QUESTION PERIOD — Employment and Social Development
Progress of Legislation
June 1, 2023
Senator Gold, my question is for you. Bill C-22, the Canada disability benefit act, arrived in the Senate. Even before the bill arrived, we were receiving calls, emails and messages urging us to pass the bill swiftly regardless of its shortcomings. The message was clear: The issue of poverty for people living with disabilities was urgent and pressing. Minister Qualtrough herself said that:
With Bill C-22, we have a once-in-a-generation opportunity to create a new benefit that will lift many working-age Canadians with disabilities out of poverty. I’m looking forward to working with my colleagues in the Senate to keep the momentum up. In Canada, no person with a disability should live in poverty.
We gave the bill careful scrutiny and amended it to make it stronger.
Despite assertions that Bill C-22 is a priority for the government and given the opportunity to pass this stronger iteration of Bill C-22 with haste, why is it not yet on the projected order of business for the other place?

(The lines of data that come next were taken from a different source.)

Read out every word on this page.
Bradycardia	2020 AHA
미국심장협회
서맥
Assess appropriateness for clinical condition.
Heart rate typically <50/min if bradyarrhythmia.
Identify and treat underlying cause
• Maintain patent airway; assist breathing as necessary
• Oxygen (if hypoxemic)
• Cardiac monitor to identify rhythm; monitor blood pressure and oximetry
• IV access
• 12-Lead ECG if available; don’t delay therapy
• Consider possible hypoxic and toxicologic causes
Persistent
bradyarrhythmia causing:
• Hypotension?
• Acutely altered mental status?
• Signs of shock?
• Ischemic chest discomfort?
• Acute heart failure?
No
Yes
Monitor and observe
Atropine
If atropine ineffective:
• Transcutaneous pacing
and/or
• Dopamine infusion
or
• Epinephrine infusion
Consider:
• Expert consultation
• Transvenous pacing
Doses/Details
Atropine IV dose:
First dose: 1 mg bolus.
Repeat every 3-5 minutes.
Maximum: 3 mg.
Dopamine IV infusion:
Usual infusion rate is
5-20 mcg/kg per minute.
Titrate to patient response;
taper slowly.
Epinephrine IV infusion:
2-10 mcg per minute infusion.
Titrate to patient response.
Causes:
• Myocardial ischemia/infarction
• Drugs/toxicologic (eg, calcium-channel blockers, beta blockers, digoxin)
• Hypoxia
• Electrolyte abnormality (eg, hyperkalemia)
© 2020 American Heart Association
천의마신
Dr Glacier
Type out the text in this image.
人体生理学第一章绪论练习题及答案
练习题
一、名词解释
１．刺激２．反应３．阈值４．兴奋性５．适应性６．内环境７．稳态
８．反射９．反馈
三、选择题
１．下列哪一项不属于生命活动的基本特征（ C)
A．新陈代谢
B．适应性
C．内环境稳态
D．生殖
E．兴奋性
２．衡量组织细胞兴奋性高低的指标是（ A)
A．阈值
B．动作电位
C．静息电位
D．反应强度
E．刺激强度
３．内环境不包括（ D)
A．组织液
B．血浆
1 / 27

Thank you for your question and for underlining the importance of Bill C-22 and of getting it to Royal Assent so that those who stand to benefit and who need the benefits will receive them and the framework — once in place — can then give rise to the programming that follows.
It remains a government priority. This is a minority Parliament. There are days that are not devoted to government business. This chamber should rest assured that the government has taken the time to consider the Senate amendments, is giving them due consideration and is working with the other parties in the house such that this bill can go through the final phases and receive Royal Assent.
Thank you for that, Senator Gold.
Do you have any information or can you shed any light on when exactly we are likely to see Bill C-22 coming back to us so that people with disabilities can be pulled out of poverty?
I do not have information at this juncture. When I do find out, I will be sharing it with the leaders and, as is my practice, with any interested senators so that we will know when and if we will receive it, by the way, because the amendments are still being studied. I will resist the opportunity to say that it would have received Royal Assent had we not amended it, but the Senate did its work and now we have to see how the House of Commons, the government and the other opposition parties respond to our amendments. As soon as I know more, I will certainly share it with the chamber.